Communion seems intent on shaking any sense of calm from its audience. "Artemis" is completely unhinged, built on a grunting and crudely-assembled sound collage. "Trapped In This Body" is blackened, macabre funk. "Pandemic," where grime falls out of the equation completely, is the album's towering centerpiece, a thrashing industrial hellscape that'd make Genesis P-Orridge feel unsettled. It's hard to listen to Communion without thinking of Throbbing Gristle and Coil, whose prints are all over the album in subtle ways, like the British vocal samples on "Flesh Covers The Bone" or the eeriness of "Glass Harp Interlude."
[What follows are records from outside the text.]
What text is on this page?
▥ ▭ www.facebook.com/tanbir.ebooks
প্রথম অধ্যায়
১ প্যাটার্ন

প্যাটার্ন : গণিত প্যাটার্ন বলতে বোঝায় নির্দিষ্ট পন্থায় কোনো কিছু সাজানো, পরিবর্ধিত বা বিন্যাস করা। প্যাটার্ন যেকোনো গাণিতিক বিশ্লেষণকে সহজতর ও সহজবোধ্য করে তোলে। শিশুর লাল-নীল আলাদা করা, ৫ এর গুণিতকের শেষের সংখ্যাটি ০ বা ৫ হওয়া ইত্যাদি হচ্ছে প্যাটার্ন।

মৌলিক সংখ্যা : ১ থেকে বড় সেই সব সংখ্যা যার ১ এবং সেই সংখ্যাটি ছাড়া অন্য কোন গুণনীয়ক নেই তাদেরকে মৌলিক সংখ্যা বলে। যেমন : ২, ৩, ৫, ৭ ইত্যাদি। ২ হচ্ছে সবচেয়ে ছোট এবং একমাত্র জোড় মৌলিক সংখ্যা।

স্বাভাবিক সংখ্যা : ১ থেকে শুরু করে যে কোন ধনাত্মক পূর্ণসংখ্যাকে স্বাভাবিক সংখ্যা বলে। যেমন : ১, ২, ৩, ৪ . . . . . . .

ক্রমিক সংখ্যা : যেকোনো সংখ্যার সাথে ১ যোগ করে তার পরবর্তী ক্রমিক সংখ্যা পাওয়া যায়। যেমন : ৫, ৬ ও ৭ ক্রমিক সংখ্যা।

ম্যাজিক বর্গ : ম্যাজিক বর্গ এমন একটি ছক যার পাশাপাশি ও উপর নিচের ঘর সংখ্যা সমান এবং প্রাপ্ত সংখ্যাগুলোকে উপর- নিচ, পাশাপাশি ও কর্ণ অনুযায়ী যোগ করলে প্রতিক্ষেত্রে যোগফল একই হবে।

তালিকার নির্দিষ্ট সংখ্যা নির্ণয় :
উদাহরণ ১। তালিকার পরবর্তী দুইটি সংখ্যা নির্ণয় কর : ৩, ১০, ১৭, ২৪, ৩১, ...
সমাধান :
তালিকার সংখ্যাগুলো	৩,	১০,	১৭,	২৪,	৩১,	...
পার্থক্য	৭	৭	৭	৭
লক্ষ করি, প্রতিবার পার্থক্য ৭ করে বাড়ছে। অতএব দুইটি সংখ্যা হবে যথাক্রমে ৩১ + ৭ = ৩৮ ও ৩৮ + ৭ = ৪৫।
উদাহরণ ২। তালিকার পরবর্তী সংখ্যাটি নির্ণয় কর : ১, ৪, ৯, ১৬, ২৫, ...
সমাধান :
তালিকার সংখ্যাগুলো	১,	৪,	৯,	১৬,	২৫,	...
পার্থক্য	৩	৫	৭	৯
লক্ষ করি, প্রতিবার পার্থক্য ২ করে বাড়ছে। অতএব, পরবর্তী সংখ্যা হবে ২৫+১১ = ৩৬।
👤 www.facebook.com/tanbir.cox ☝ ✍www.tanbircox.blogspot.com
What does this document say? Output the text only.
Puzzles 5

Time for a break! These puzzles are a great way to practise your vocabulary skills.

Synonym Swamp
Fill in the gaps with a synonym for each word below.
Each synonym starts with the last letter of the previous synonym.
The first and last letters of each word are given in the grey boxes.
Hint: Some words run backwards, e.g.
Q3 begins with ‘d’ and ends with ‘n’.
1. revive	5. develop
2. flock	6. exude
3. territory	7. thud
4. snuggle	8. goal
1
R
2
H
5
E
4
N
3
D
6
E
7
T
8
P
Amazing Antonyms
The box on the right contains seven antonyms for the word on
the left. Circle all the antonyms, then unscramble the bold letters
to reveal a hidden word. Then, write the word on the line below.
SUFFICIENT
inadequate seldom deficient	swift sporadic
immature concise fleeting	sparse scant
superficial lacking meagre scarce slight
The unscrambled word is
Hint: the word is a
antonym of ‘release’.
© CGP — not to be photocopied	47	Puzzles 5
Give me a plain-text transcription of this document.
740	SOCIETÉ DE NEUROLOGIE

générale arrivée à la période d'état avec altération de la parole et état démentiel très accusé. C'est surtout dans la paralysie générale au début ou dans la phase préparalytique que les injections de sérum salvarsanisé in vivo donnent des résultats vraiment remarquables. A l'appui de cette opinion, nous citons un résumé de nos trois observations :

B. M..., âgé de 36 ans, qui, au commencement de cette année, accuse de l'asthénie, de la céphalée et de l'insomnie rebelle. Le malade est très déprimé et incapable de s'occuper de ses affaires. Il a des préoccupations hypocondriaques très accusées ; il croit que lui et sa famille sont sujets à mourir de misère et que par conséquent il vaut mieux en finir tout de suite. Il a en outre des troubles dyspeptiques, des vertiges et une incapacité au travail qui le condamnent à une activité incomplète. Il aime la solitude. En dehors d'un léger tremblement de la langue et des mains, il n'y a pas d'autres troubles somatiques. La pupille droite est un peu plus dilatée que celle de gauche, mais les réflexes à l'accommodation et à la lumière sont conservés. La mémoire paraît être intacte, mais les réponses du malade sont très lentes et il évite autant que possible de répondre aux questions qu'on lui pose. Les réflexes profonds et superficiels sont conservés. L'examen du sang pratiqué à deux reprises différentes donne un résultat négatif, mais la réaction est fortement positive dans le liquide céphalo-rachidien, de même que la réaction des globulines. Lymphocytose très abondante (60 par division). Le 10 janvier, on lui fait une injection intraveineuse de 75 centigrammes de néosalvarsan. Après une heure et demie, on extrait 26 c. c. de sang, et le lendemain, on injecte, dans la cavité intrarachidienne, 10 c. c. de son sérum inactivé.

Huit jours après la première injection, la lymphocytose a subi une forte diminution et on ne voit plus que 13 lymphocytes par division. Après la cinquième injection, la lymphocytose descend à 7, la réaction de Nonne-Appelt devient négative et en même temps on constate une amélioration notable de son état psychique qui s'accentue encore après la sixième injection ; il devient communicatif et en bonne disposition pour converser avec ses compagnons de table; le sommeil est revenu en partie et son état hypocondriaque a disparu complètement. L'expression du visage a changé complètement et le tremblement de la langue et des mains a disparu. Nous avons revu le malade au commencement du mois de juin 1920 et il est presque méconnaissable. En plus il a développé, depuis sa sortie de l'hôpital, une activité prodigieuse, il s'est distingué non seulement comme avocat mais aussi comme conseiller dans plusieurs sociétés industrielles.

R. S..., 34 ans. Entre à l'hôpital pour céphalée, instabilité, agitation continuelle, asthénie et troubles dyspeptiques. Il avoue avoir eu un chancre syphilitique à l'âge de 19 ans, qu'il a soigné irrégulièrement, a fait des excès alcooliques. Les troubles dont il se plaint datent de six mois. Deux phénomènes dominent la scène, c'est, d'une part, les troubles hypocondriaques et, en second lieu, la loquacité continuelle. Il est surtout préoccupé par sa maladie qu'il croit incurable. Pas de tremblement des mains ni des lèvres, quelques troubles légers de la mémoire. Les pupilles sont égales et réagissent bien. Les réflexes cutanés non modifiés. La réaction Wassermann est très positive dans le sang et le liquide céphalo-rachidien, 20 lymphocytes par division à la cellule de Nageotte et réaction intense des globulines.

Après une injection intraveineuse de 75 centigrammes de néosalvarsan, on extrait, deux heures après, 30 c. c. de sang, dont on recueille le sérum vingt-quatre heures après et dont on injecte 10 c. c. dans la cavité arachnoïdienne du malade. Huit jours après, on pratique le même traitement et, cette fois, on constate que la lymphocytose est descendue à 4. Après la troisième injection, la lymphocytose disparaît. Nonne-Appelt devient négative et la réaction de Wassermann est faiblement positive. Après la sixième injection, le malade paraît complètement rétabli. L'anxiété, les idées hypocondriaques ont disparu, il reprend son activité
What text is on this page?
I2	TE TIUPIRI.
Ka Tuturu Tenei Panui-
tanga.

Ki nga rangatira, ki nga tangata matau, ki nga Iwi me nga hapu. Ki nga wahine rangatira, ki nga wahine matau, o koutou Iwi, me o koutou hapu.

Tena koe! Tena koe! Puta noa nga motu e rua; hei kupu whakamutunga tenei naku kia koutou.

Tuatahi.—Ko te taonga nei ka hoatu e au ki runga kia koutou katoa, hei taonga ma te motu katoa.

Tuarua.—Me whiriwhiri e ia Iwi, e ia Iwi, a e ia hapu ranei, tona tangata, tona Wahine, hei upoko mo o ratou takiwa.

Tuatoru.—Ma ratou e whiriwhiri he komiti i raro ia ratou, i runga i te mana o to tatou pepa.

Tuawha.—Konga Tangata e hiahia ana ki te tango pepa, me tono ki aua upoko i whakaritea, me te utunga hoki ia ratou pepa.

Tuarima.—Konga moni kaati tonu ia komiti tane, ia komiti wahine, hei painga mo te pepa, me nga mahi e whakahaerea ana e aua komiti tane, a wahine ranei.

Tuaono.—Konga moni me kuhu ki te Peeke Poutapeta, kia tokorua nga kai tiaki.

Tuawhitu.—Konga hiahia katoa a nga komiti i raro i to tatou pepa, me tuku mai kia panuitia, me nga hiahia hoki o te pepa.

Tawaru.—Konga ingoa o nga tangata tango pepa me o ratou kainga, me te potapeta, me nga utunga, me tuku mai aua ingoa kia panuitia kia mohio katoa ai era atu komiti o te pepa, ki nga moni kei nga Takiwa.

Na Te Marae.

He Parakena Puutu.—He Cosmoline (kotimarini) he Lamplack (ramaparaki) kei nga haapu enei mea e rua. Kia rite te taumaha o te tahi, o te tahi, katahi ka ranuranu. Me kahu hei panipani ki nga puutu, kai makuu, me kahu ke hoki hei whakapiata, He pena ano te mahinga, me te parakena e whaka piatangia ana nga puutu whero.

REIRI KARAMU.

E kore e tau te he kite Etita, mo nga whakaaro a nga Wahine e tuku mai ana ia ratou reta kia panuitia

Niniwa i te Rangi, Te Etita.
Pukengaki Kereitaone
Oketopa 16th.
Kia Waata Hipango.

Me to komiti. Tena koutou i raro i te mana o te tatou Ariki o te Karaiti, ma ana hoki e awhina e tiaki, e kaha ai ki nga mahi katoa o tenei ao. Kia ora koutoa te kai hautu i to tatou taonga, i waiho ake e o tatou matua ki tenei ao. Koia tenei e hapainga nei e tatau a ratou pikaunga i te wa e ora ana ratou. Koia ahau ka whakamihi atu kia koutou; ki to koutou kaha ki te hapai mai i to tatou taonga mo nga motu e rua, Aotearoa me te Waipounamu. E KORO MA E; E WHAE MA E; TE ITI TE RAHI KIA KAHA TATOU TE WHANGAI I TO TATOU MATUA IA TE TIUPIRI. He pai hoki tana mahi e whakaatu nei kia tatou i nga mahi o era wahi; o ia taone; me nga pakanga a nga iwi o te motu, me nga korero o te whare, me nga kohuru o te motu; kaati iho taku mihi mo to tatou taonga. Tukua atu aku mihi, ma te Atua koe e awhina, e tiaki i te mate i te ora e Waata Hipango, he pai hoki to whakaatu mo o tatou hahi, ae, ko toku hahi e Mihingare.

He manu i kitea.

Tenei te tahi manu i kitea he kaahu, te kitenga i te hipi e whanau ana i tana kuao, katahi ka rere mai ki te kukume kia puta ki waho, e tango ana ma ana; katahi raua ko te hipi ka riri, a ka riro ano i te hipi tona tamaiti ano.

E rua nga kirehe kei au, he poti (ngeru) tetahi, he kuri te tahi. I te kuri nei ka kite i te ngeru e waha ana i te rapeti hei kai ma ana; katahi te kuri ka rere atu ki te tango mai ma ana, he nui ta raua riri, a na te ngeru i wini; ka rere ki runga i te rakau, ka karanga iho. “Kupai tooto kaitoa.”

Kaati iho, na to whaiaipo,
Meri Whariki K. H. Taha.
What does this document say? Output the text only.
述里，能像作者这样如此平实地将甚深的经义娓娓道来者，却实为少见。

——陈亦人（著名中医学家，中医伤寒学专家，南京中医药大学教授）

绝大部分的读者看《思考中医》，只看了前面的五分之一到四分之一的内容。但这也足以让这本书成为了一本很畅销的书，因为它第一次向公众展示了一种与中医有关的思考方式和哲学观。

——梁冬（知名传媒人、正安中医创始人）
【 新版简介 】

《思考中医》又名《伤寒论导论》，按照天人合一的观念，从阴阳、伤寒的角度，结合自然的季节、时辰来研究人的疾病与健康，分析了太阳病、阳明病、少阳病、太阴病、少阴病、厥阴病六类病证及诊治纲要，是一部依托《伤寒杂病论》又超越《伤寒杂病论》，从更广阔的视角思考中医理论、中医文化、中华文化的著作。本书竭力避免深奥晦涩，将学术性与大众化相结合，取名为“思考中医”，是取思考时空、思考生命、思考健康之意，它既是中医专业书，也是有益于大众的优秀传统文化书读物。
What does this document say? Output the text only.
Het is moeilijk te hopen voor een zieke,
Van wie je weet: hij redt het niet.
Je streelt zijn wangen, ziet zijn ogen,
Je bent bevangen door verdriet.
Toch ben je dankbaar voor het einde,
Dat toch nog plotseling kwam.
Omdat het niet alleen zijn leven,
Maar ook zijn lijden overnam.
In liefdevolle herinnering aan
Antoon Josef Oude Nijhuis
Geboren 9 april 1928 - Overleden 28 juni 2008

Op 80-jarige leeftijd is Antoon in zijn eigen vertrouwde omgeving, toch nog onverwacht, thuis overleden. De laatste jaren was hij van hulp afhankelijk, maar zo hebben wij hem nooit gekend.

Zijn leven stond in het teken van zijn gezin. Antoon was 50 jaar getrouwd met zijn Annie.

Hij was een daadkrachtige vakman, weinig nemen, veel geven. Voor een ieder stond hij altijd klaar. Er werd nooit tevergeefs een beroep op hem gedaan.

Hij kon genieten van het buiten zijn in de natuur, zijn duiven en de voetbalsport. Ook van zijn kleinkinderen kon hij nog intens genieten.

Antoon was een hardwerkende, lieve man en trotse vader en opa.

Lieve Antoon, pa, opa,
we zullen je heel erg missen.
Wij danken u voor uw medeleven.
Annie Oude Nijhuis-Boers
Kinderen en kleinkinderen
Burton's debut album is more than an industrial pastiche, particularly in its firm commitment to body and machine. It's visceral in more ways than one. "Artemis" is like listening to someone in a fit of anger, while "Ox" pairs what could be animal noises with dentist drill basslines. The synths on "Black Gates" sound like they're being violently coughed out. These elements give Communion an extra edge. What people can forget about the oft-imitated early electronic and industrial records is how powerful and terrifying they felt in the late-'70s and early-'80s, and how they were more than just electronics. What Burton nails on Communion is how to fold in sounds from all over—electronic music and the real world—to make powerful and terrifying music in 2015. If the club is a shelter from an oppressive and dangerous society, then Communion is what waits outside.